16th January 2020


What is rosin?

What toxic poison hides behind this mysterious name that one hardly dares to whisper. Its mere mention could even, according to some manufacturers or wholesalers of cosmetics, be a harbinger of serious illness and in some cases even premature death. Before rushing to the emergency room, a journey through time and to the heart of things is essential. 

Rosin comes from a city in Asia Minor where it was originally produced: Kolophon. Rosin is a resin obtained from the tapping of various conifers.

The composition of rosin varies according to the species of conifers used, the geographical origin, the manufacturing and storage processes. It comprises approximately 90% resin acids and 10% neutral substances.

It comes in a solid and brittle form at room temperature, its color varies from light yellow to dark brown.



Tapping consists of harvesting pine oleoresin, healing substance that the pine produces and keeps in reserve in its resin canals. It protects it from external aggressions, insect attacks... 

The collected resin is then distilled and transformed into two main products:

– Rosin (about 70%),

– Turpentine Oil (About 30%)

STILL ALIVE ? So let's continue...


Esterification is the process of transforming pure (allergenic) rosin by distillation, which makes it possible to obtain Rosin Esters.

Depending on the method of distillation, rosin esters will be used in different industries. The most allergenic modified rosins are those modified with maleic anhydride, Abitol®, terpene phenol rosin, polymerized rosin and will be destined for other industries. 

On the other hand, rosin modified with glycerol (GLYCERYL ROSINATE) and hydrogenated rosin are, during their esterification, filtered from potentially allergenic agents and have a low sensitizing power. The latter will be retained for the development of depilatory waxes and other everyday hygiene products.

Although industrially processed, these rosins dedicated to the development of depilatory waxes, allow, apart from organic waxes composed of sugar, beeswax, etc., to obtain waxes offering a natural compositionup to more than 90%. 

It is clear that we have never read on the front page of a newspaper:


More seriously, on reading these lines, we can legitimately wonder about this avalanche of disinterested warnings which leads to a collective psychosis and makes us lose all judgment.


Why do some manufacturers or wholesalers warn us against the great toxicity of waxes made from pine resin, while fortunately developing ranges of waxes without rosin, with improbable odors and colors, without explaining exactly what are the materials used for the manufacture of these synthetic resins, such as thermoplastic elastomer in particular, components that have nothing natural or green about them.

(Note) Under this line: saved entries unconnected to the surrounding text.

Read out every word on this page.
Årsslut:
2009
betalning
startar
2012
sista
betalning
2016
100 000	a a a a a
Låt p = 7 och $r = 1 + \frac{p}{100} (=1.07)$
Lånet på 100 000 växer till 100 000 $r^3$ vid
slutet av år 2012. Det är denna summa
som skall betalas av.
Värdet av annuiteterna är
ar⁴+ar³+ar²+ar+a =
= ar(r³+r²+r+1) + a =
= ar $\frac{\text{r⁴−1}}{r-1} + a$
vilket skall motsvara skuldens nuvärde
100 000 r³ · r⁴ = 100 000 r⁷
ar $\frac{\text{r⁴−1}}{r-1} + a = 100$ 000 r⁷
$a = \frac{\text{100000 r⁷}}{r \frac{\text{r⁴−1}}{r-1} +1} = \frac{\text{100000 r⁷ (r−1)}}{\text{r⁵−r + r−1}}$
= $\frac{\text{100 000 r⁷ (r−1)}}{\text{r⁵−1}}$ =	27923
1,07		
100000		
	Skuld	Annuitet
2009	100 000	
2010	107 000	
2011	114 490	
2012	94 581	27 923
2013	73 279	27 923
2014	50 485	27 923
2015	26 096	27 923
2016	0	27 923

So certainly, a depilatory wax is a non-penetrating surface product. However, no one would think of removing make-up with a treatment made of plastic. It is therefore surprising that we even dare to offer it to us on other parts of the body in the form of hair-removing waxes, whether they smell good or not.

Far from any parish quarrel, it seemed important to us to refocus the debate and to restore certain truths lost in a multitude of assertions that are involuntarily false or sometimes deliberately distilled.

Epiloderm has always made the choice of vegetable resins for the development of its waxes because nothing and no one other than nature provides quality raw materials. Our hair removal method owes its excellence to this union and to the respect that nature (that of the hair too) imposes on us. 

EPILODERM waxes are developed from precise and demanding specifications. All our waxes are developed in accordance with our protocol.